The Lynx were also without point guard Lindsay Whalen. Reeve gave her a day of rest, and might do the same Thursday.

“I haven’t made that decision yet,” Reeve said.

But what happened in Chicago has given Reeve fodder for decisions down the road.

The star of Tuesday’s victory, of course, was Maya Moore. She scored 31 points on 11-for-17 shooting; both her scoring total and her efficiency were good signs to Reeve, who had hoped Moore’s strong, aggressive second half in Sunday’s loss would carry over. It did.

“I thought she continued her aggression,” Reeve said. “She was looking for shots, she was being the go-to player. That’s what we’re used to seeing. Now we have to keep her in that phase.”

When Brunson missed three games in July, Reeve started Endy Miyem in one of those games and Temi Fagbenle in the other two, opting to replace Brunson with a big.

Tuesday Reeve moved Moore to power forward and gave Cecilia Zandalasini her first career start. Reeve liked the spacing that resulted from having two shooters on the perimeter. It gave Moore a favorable matchup on the offensive end, gave center Sylvia Fowles more space and gave Danielle Robinson — starting for Whalen — more options when she was able to penetrate into the paint.

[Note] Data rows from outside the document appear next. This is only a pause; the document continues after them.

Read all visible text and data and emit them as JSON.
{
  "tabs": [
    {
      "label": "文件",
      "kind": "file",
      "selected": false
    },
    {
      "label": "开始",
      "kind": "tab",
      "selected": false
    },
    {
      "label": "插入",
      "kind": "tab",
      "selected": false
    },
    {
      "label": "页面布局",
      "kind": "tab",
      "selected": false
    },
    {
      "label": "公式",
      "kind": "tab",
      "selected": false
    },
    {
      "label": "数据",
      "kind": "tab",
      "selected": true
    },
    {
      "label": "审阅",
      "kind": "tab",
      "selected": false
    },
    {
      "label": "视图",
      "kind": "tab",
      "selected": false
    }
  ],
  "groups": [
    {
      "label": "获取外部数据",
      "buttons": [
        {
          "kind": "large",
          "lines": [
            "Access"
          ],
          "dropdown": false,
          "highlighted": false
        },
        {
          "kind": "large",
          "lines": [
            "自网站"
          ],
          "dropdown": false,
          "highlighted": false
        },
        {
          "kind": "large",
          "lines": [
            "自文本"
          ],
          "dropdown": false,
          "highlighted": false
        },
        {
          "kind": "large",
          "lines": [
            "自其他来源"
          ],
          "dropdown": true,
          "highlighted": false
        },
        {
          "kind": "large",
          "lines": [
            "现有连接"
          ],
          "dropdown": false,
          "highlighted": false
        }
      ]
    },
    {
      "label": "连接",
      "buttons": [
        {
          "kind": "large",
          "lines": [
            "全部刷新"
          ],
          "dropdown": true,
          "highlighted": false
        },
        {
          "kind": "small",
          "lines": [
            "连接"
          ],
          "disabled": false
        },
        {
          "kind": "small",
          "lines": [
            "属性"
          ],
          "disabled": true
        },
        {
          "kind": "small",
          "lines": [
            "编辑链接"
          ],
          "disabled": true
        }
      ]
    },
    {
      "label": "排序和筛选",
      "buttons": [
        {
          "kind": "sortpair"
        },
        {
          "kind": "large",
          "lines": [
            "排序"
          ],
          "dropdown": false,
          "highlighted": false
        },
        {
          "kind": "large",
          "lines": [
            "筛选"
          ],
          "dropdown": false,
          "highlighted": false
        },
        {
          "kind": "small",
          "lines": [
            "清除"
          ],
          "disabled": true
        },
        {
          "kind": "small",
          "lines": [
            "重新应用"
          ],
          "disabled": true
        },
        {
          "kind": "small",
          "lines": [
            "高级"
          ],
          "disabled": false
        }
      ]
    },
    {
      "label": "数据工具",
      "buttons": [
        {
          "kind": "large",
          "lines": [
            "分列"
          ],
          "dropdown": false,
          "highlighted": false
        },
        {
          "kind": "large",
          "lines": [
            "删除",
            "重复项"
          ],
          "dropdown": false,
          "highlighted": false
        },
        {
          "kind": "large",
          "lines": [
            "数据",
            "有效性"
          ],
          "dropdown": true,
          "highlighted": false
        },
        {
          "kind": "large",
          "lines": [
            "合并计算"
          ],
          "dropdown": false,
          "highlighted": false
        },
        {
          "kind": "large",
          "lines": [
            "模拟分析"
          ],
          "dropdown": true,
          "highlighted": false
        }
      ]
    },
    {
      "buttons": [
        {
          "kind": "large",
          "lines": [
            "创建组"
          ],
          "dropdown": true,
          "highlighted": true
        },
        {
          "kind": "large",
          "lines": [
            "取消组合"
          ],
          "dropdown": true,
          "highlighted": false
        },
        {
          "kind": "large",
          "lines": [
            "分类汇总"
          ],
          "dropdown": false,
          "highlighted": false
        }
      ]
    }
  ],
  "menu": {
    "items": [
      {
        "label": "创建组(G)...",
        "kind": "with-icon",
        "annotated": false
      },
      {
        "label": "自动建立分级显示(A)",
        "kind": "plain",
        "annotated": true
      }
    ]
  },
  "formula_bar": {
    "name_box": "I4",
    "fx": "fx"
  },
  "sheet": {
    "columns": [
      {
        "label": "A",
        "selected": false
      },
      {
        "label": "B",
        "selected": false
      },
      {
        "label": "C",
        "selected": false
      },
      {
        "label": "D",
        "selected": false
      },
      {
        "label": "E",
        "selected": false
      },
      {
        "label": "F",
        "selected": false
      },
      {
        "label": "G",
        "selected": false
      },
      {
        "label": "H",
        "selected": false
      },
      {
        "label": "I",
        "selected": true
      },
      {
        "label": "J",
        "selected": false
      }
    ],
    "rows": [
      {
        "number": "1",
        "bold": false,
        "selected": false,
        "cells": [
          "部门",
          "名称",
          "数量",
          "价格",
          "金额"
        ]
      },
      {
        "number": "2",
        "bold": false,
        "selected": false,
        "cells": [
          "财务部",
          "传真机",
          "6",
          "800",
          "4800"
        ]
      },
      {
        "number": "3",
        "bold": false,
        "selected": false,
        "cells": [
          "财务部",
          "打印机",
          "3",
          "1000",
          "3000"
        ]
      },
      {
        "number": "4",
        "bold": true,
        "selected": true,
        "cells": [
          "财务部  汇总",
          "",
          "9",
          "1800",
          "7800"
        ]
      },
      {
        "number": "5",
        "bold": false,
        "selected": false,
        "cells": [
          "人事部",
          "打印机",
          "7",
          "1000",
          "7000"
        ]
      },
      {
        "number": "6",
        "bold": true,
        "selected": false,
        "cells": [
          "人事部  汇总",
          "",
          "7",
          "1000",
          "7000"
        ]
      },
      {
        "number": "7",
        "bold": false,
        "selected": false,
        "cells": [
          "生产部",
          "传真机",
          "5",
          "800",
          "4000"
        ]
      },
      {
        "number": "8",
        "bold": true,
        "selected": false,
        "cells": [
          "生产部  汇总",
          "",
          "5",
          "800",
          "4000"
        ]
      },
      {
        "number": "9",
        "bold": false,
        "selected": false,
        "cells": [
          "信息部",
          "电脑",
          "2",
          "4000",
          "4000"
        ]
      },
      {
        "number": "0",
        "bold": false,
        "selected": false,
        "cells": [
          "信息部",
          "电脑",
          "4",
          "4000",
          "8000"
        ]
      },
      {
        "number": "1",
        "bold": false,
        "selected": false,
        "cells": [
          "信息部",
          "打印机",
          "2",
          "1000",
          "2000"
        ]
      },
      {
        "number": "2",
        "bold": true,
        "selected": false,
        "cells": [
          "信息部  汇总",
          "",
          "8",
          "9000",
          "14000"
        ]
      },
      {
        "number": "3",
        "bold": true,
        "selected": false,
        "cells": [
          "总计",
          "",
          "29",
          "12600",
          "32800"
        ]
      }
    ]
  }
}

“It’s a little different when you have the shot credibility of both Cecilia and Maya,” Reeve said. “I think it helped Seimone [Augustus], too.”

In the 85-64 win over Chicago, Robinson and Fowles each had double-doubles. All five starters scored in double figures. Zandalasini hit three of four three-pointers on the way to 11 points. And Moore was as efficient as she’s been all season.

This is a lineup Reeve will keep in the mix even when Brunson returns. It won’t always work; there will be nights when defensive matchups make the lineup difficult, and Brunson’s defense is almost always a plus.

But it’s a look Reeve liked.

“With Maya, on offense, the advantage is clear,” Reeve said. “But we have to make sure things work on defense.”

The Lynx have five regular season games to go. A victory in Vegas on Thursday would clinch a playoff berth, the eighth in a row for Minnesota. A top-two finish is likely not attainable — the Lynx are three games behind second-place Atlanta with five games to play, and the Dream has the head-to-head tiebreaker.

But sixth-place Minnesota is just two games behind Los Angeles and Washington, tied for third, with a home game with the Mystics still to come. Finishing in third or fourth place would allow the Lynx to avoid the first round of single-elimination games and give them a home date in the second round.

Of course, Reeve and her team can’t worry about anything other than Vegas right now. The Aces are in ninth place, two games out of the final playoff spot. It is a position made more difficult by their recent decision not to play a game in Washington after a difficult day of travel, a game the league ultimately made the Aces forfeit. The Aces will be playing with some desperation.

“I can’t talk about [playoff position],” Reeve said. “All we can do is try to control the controllable.”